Surprising as it may seem, Steven Soderbergh’s “Magic Mike” isn’t actually an uplifting affirmation of the virtues of female empowerment. Most of the women in this movie about a seasoned male stripper who takes a young protégé under his wing behave very badly. This is also a much grittier movie than the target audience is being led to expect from the trailers, which are selling cotton candy with pecs.
Tatum plays Mike, a thirty year old male stripper in a club owned by Dallas, played by a shockingly buff Matthew McConaughey. Mike has dreams of starting up a custom furniture company, which aren’t coming true. He works construction days, and meets Adam (Alex Pettyfer). The audience is going to smell Adam as a loser with an attitude problem right away, but Mike is sure he sees something in him. Before long Adam is working as a male stripper, billed as “The Kid,” and the patrons love him.
Adam also loves the sex, drugs and rock ‘n roll lifestyle, much to the horror of his older sister Brooke (Cody Horn). She doesn’t trust Mike, so of course he develops a thing for her. What starts out as an ostensible buddy movie eventually develops into a story about Mike outgrowing the business at the same time Adam grows into it. Mike may be made for bigger and better. Adam isn’t.
Tatum (“21 Jump Street”) is believable as Mike, a character the audience will flipflop on, but this movie is not going to hurt his burgeoning career. McConaughey, in the midst of an impressive career resurgence, is effective as hell as Dallas–so much so that the audience may want to string him up by the end. The other dancers are played by a beefcake lineup that includes Joe Manganiello (“One Tree Hill,” “How I Met Your Mother,” “True Blood,” “What to Expect When You’re Expecting”), Matt Bomer (“White Collar”), Adam Rodriguez (“Ugly Betty,” “CSI: Miami”) and Kevin Nash (“The Longest Yard,” “River of Darkness,” “Rock of Ages”). They represent a spectrum of physical types and generally have little to do but look buff naked.
Channing Tatum, who did work as a male stripper in Florida for an eight month stint early in his career, co-produced this movie, which certainly doesn’t glamorize the job. The women in this movie are anything but empowered, and you could make the argument that this is a misogynistic movie from the get-go. Certainly Brooke is the only sympathetic female character in the movie, and this could be breakout performance for Cody Horn, who up to now has mainly done TV.
Soderbergh’s distinctive style is all over this, right down to his tinting almost every daytime exterior yellow. The movie is consistently well strung together, though short on momentum. The script, by Reid Carolin, is definitely grittier, edgier and smarter than the trailers are implying.

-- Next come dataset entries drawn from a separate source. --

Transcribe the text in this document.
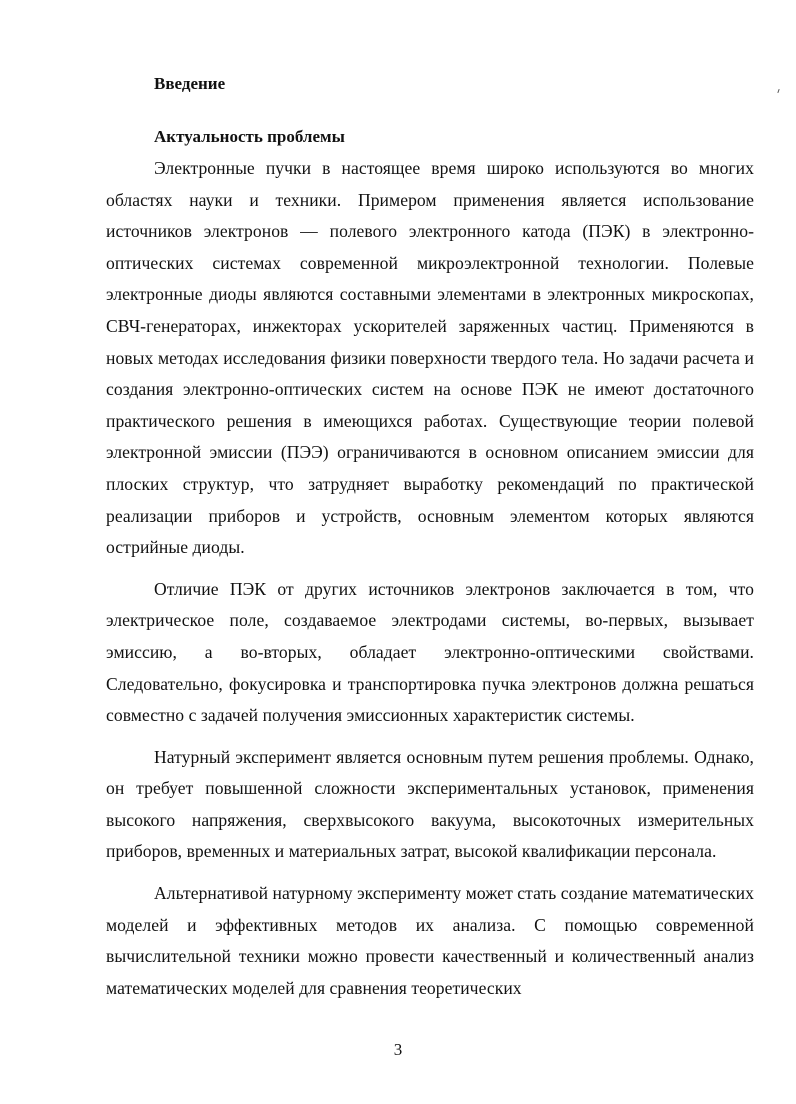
Введение
Актуальность проблемы

Электронные пучки в настоящее время широко используются во многих областях науки и техники. Примером применения является использование источников электронов — полевого электронного катода (ПЭК) в электронно-оптических системах современной микроэлектронной технологии. Полевые электронные диоды являются составными элементами в электронных микроскопах, СВЧ-генераторах, инжекторах ускорителей заряженных частиц. Применяются в новых методах исследования физики поверхности твердого тела. Но задачи расчета и создания электронно-оптических систем на основе ПЭК не имеют достаточного практического решения в имеющихся работах. Существующие теории полевой электронной эмиссии (ПЭЭ) ограничиваются в основном описанием эмиссии для плоских структур, что затрудняет выработку рекомендаций по практической реализации приборов и устройств, основным элементом которых являются острийные диоды.

Отличие ПЭК от других источников электронов заключается в том, что электрическое поле, создаваемое электродами системы, во-первых, вызывает эмиссию, а во-вторых, обладает электронно-оптическими свойствами. Следовательно, фокусировка и транспортировка пучка электронов должна решаться совместно с задачей получения эмиссионных характеристик системы.

Натурный эксперимент является основным путем решения проблемы. Однако, он требует повышенной сложности экспериментальных установок, применения высокого напряжения, сверхвысокого вакуума, высокоточных измерительных приборов, временных и материальных затрат, высокой квалификации персонала.

Альтернативой натурному эксперименту может стать создание математических моделей и эффективных методов их анализа. С помощью современной вычислительной техники можно провести качественный и количественный анализ математических моделей для сравнения теоретических

3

“Magic Mike” is rated R for perfectly good reasons, including nudity, sexual situations, language and onscreen drug use.
“Magic Mike” is now playing at Capital District theatres including the Bow Ties Cinemas Movieland in Schenectady, the Regal Cinemas Crossgates Stadium 18 & IMAX, the Regal Cinemas Latham Circle Mall 10, The Regal Cinemas Clifton Park Stadium 10 & RPX, the Rotterdam Square Cinema, the Regal Cinemas Colonie Center Stadium 13 and the Regal Cinemas East Greenbush 8.